Le groupe de luxe Kering a dévoilé mardi soir un recul trimestriel plus faible que prévu des ventes de Gucci et une amélioration de sa rentabilité opérationnelle courante au premier semestre
Le bénéfice net part du groupe s'est établi à 189 millions d'euros au premier semestre, contre 474 millions d'euros, un an plus tôt à la même époque. Le résultat opérationnel courant (ROC) est stable, à 921 millions d'euros, dépassant le consensus compilé par la société s'élevant à 865 millions d'euros.
Kering affiche une marge opérationnelle courante de 12,8%, en amélioration de 40 points de base (0,40 point de pourcentage) sur un an.
Kering a bénéficié d'une baisse de ses charges opérationnelles. Elles "ont reculé de 5% au premier semestre grâce notamment à la réduction des coûts fixes", a précisé la directrice financière, Armelle Poulou, lors d'une conférence de presse téléphonique.
Le chiffre d'affaires du groupe contrôlé par François-Henri Pinault s'est inscrit à 7,22 milliards d'euros pour la première partie de l'année, contre 7,44 milliards d'euros à la même période de 2025.
Les revenus ont ainsi baissé de 3% en données publiées, mais ils ont progressé de 1% à données comparables, soit à taux de change et périmètre constants. Ce dernier indicateur est particulièrement suivi par les analystes. Le chiffre d'affaires a enregistré une croissance organique de 2% pour le seul deuxième trimestre après s'est stabilisé au premier trimestre. Il était attendu en augmentation de 1,4% en données comparables, selon le consensus fourni par Kering.
+ Amélioration séquentielle pour Gucci +
Gucci, qui a représenté environ 59% du résultat opérationnel courant du groupe en 2025, a vu ses ventes reculer de 5% en organique, à près de 2,8 milliards d'euros au premier semestre. Elles ont baissé de 2% en organique au deuxième trimestre après un repli de 8% en organique sur les trois premiers mois de 2026, sachant que le consensus compilé par Kering s'élevait à -4,7% entre avril et juin. "La montée en puissance des nouvelles collections a permis de renforcer la visibilité de la marque, l'engagement des clients et la bonne dynamique commerciale" a expliqué le groupe dans un communiqué.

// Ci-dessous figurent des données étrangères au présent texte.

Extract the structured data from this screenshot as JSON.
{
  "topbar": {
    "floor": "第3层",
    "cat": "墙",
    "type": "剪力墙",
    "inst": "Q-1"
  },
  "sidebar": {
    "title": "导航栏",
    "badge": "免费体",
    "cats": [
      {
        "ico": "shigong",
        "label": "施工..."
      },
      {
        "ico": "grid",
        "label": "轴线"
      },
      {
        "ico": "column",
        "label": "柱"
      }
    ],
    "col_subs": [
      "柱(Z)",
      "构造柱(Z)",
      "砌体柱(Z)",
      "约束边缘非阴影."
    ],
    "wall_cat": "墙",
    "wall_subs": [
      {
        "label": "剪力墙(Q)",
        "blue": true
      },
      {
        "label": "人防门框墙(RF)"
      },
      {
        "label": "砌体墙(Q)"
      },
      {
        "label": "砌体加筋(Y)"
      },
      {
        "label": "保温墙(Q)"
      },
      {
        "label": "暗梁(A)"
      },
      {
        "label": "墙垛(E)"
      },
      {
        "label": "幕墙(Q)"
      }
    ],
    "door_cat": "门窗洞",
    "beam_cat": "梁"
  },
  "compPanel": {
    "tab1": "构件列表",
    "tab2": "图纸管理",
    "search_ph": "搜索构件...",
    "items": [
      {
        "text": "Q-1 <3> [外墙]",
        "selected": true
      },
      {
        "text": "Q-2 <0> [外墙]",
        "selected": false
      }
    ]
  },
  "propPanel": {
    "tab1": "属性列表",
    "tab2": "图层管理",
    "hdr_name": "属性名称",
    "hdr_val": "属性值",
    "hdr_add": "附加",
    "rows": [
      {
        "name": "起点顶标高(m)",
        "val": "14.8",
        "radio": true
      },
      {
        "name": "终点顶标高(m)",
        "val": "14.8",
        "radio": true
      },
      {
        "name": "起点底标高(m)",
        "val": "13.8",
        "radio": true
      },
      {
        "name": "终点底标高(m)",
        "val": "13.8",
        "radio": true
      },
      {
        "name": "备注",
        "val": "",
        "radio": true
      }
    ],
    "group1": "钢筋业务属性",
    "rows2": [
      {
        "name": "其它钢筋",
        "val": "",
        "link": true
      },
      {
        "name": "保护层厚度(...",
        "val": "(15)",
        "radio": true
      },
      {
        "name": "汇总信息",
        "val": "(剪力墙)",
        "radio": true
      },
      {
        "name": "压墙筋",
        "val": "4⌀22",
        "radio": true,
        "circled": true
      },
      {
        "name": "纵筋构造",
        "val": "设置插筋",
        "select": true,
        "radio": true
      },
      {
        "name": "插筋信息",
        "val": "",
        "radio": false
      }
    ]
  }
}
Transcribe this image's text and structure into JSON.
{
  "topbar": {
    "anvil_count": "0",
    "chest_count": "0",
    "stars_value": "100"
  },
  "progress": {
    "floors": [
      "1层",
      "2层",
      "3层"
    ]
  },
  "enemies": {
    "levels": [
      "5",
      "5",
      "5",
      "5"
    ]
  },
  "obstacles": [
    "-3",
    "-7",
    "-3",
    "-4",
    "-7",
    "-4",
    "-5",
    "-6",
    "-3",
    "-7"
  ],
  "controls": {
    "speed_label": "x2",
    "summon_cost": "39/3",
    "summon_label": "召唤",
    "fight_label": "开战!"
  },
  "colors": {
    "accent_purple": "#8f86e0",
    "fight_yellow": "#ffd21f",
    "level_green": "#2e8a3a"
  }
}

"Gucci a connu une amélioration séquentielle dans toutes les régions, portée principalement par l'Amérique du Nord", a déclaré la directrice financière, Armelle Poulou à l'occasion d'une conférence de presse téléphonique, précisant que la marque italienne avait enregistré une croissance organique de 9% dans cette dernière zone.
"Le premier semestre 2026 marque un point d'inflexion pour Kering. Après un premier trimestre stable, le groupe est revenu à la croissance au deuxième trimestre, une première en 12 trimestres qui s'accompagne par ailleurs d'une amélioration de la profitabilité. Ces résultats ressortent au-dessus des attentes du marché, tant pour le chiffre d'affaires que pour le résultat opérationnel courant, et cela est vrai surtout pour Gucci", a ajouté Armelle Poulou.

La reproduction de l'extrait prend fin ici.